5.9 Stabilizing the Subgrade & Surfacing the Road
Ballasting is the use of rock to construct the road subgrade when other available material is incapable of supporting the design traffic load during the period of use.
Generally, ensure that suitable ballast material:
- drains well;
- forms a structurally competent fill;
- compacts well; and
- resists erosion.
Surface the subgrade with pit-run gravel or crushed rock aggregate for one or more of the following reasons:
- where subgrade material is highly erodible and needs to be protected from water or wind action;
- where subgrade material will not support traffic loading during periods of use; and
- to form a driveable and gradeable surface.
Surfacing materials include crushed rock and pit-run gravel aggregates. Surfacing materials consist of inert, tough, durable particles that will not deteriorate when worked (handled, spread, or compacted) and combined with suitable fines, or when exposed to water and freeze-thaw cycles. Ensure that aggregate particles are uniform in quality and free from an excess of flat or elongated pieces.
Ensure that the aggregate is well graded (contains a mix of all particle sizes) for compaction and for a durable wearing surface. When the only source material is poorly graded, consider:
- screening the material to remove the excessive particle sizes; or
- blending in the deficient material size.
Because crushed aggregate is expensive to produce, protect it with a base coarse stabilizer (e.g., calcium chloride or magnesium chloride, installed to the manufacturers’ specifications) to prevent the loss of fines. Obtain and rigidly apply specifications for high fines crushed gravel when use of a calcium chloride or related stabilizer is being considered. Note that some stabilizers are not acceptable in community watersheds or near licensed water intakes.

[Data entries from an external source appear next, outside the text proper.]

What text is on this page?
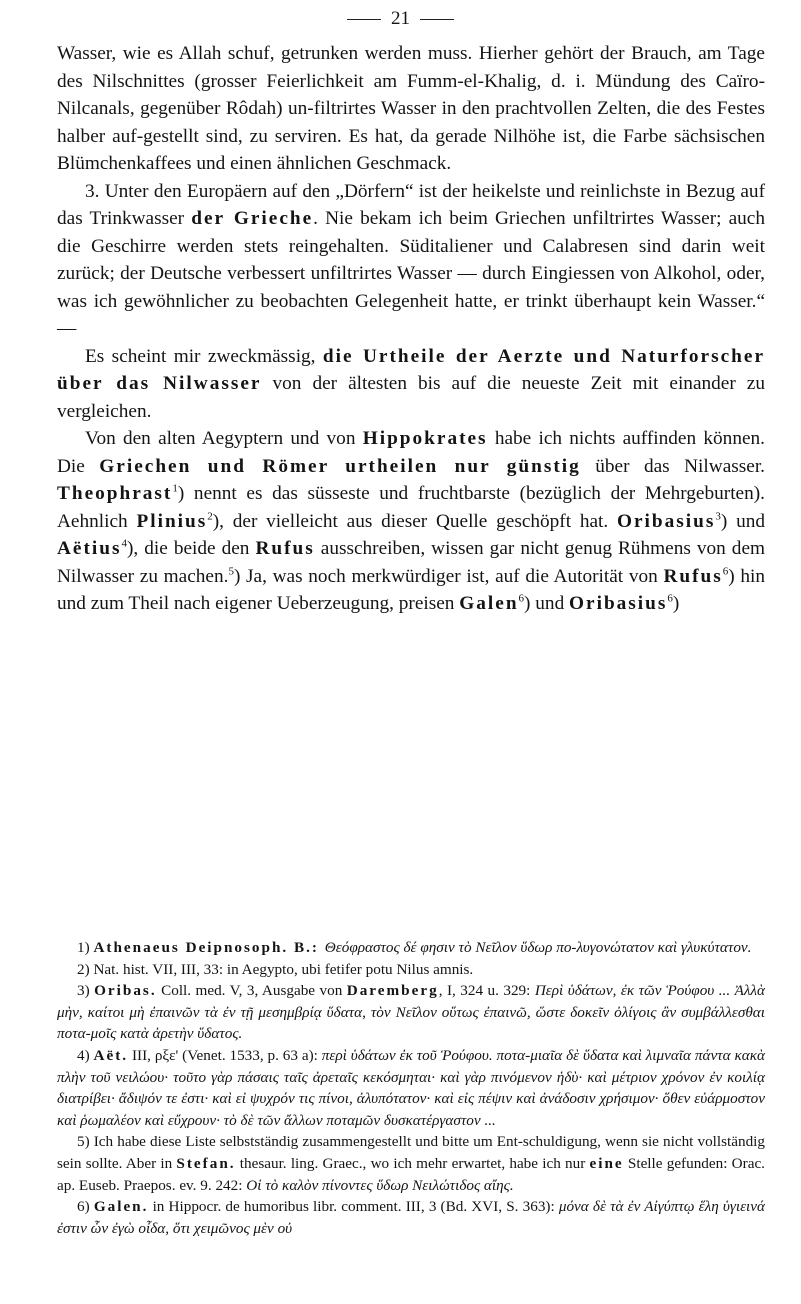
21

Wasser, wie es Allah schuf, getrunken werden muss. Hierher gehört der Brauch, am Tage des Nilschnittes (grosser Feierlichkeit am Fumm-el-Khalig, d. i. Mündung des Caïro-Nilcanals, gegenüber Rôdah) un-filtrirtes Wasser in den prachtvollen Zelten, die des Festes halber auf-gestellt sind, zu serviren. Es hat, da gerade Nilhöhe ist, die Farbe sächsischen Blümchenkaffees und einen ähnlichen Geschmack.

3. Unter den Europäern auf den „Dörfern“ ist der heikelste und reinlichste in Bezug auf das Trinkwasser der Grieche. Nie bekam ich beim Griechen unfiltrirtes Wasser; auch die Geschirre werden stets reingehalten. Süditaliener und Calabresen sind darin weit zurück; der Deutsche verbessert unfiltrirtes Wasser — durch Eingiessen von Alkohol, oder, was ich gewöhnlicher zu beobachten Gelegenheit hatte, er trinkt überhaupt kein Wasser.“ —

Es scheint mir zweckmässig, die Urtheile der Aerzte und Naturforscher über das Nilwasser von der ältesten bis auf die neueste Zeit mit einander zu vergleichen.

Von den alten Aegyptern und von Hippokrates habe ich nichts auffinden können. Die Griechen und Römer urtheilen nur günstig über das Nilwasser. Theophrast$^1$) nennt es das süsseste und fruchtbarste (bezüglich der Mehrgeburten). Aehnlich Plinius$^2$), der vielleicht aus dieser Quelle geschöpft hat. Oribasius$^3$) und Aëtius$^4$), die beide den Rufus ausschreiben, wissen gar nicht genug Rühmens von dem Nilwasser zu machen.$^5$) Ja, was noch merkwürdiger ist, auf die Autorität von Rufus$^6$) hin und zum Theil nach eigener Ueberzeugung, preisen Galen$^6$) und Oribasius$^6$)

1) Athenaeus Deipnosoph. B.: Θεόφραστος δέ φησιν τὸ Νεῖλον ὕδωρ πο-λυγονώτατον καὶ γλυκύτατον.

2) Nat. hist. VII, III, 33: in Aegypto, ubi fetifer potu Nilus amnis.

3) Oribas. Coll. med. V, 3, Ausgabe von Daremberg, I, 324 u. 329: Περὶ ὑδάτων, ἐκ τῶν Ῥούφου ... Ἀλλὰ μὴν, καίτοι μὴ ἐπαινῶν τὰ ἐν τῇ μεσημβρίᾳ ὕδατα, τὸν Νεῖλον οὕτως ἐπαινῶ, ὥστε δοκεῖν ὀλίγοις ἂν συμβάλλεσθαι ποτα-μοῖς κατὰ ἀρετὴν ὕδατος.

4) Aët. III, ρξε' (Venet. 1533, p. 63 a): περὶ ὑδάτων ἐκ τοῦ Ῥούφου. ποτα-μιαῖα δὲ ὕδατα καὶ λιμναῖα πάντα κακὰ πλὴν τοῦ νειλώου· τοῦτο γὰρ πάσαις ταῖς ἀρεταῖς κεκόσμηται· καὶ γὰρ πινόμενον ἡδὺ· καὶ μέτριον χρόνον ἐν κοιλίᾳ διατρίβει· ἄδιψόν τε ἐστι· καὶ εἰ ψυχρόν τις πίνοι, ἀλυπότατον· καὶ εἰς πέψιν καὶ ἀνάδοσιν χρήσιμον· ὅθεν εὐάρμοστον καὶ ῥωμαλέον καὶ εὔχρουν· τὸ δὲ τῶν ἄλλων ποταμῶν δυσκατέργαστον ...

5) Ich habe diese Liste selbstständig zusammengestellt und bitte um Ent-schuldigung, wenn sie nicht vollständig sein sollte. Aber in Stefan. thesaur. ling. Graec., wo ich mehr erwartet, habe ich nur eine Stelle gefunden: Orac. ap. Euseb. Praepos. ev. 9. 242: Οἱ τὸ καλὸν πίνοντες ὕδωρ Νειλώτιδος αἴης.

6) Galen. in Hippocr. de humoribus libr. comment. III, 3 (Bd. XVI, S. 363): μόνα δὲ τὰ ἐν Αἰγύπτῳ ἕλη ὑγιεινά ἐστιν ὧν ἐγὼ οἶδα, ὅτι χειμῶνος μὲν οὐ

Compaction of the subgrade and surface through the use of equipment designed for this purpose will increase the load-carrying capacity of the road bed and reduce the volume of surfacing material that will be required to maintain the road bed during its service life.
For optimum strength, place the surfacing material in uniform lifts compatible with the compaction equipment that is to be used. Uniformly compact ach lift before being covered with the next lift. To achieve maximum compaction, ensure that the moisture content of the material is close to optimum. Material that is too dry or too wet will not achieve the best compaction. Therefore, during the spreading phase, add water to dry material, or allow saturated material to dry to achieve the optimum moisture content.
All embankments, dikes, streambanks and channels, culvert inlets and outlets, abutment wings, and structure foundations may require protection by the addition of riprap, or other armouring material.
When constructing embankments within active floodplains, take action to prevent erosion of those embankments by forming the entire embankment of non-erodible material. Where this is not possible or practical, armour the fill.
Table 5-2: Indicates the stream velocities that can erode different size materials.
|Material||Diameter (mm)||Mean velocity (m/sec)|
If the embankment is to be formed by one of the materials in Table 5-2 and will likely be subject to velocities at least equal to those corresponding to that material, then use armouring. Several forms of armouring material exist:
- angular and durable riprap (see below);
- sand bags (a very short-term solution only, as bags break down over time);
- concrete, including concrete blocks (quick, easy installation), sprayed concrete (shotcrete or gunnite), or poured-in-place concrete (uncured concrete products should be kept isolated from the stream until the concrete has cured);
- binwalls (for velocities less than 1 m/sec or used in conjunction with riprap and where suitable fill material – cobble, coarse gravel – is readily available); and
- other commercial erosion control systems.
For riprap, ensure that the rock selected is sized to resist peak flow velocities, and graded to act as a filter to resist movement of underling soil through the riprap (all in accordance with the approved design). Place the riprap on firm, stable ground, taking care to provide mass stability and a regular surface with a minimum of voids. Place it horizontally to form an apron, and trench it below the scour depth. Consider keying it into the bed of a watercourse below the scour depth where acceptable to the environmental agencies.
Ensure that all workers on the site are familiar with the requirements for the use, storage, and disposal of litter, equipment fuel, and servicing products. Those most commonly associated with road construction are:
- waste oil and grease and spoiled fuel;
- refuse: camp garbage, waste paper, old machine parts, and damaged culvert pipe;
- batteries and battery acid;
- sewage and litter: where camps are to be established, sewage disposal via permitted septic systems is required; and
- fuel storage (a permit from the appropriate agencies is required for the establishment of fuel tank farms).
Ensure that all ministry contractors have petroleum product spill response kits on hand, and that personnel are familiar with spill containment procedures. Refer to the BC Timber Sales Environmental Management System Manual (PDF), which contains information on environmental policy, training, awareness and competence, emergency preparedness and response and records, among other items. Spill kit contents vary by type of work, potential size of spill, and impact potential, covering a range of incidents, from minor hydraulic leaks to major watercourse spills. At a minimum, ensure that each machine has a spill kit with extra absorbents in the support vehicle.
Dispose of waste and contaminated materials as appropriate and in accordance with the relevant federal and provincial statutes, including:
- burying; or
- containing and removing from the site to an approved disposal location.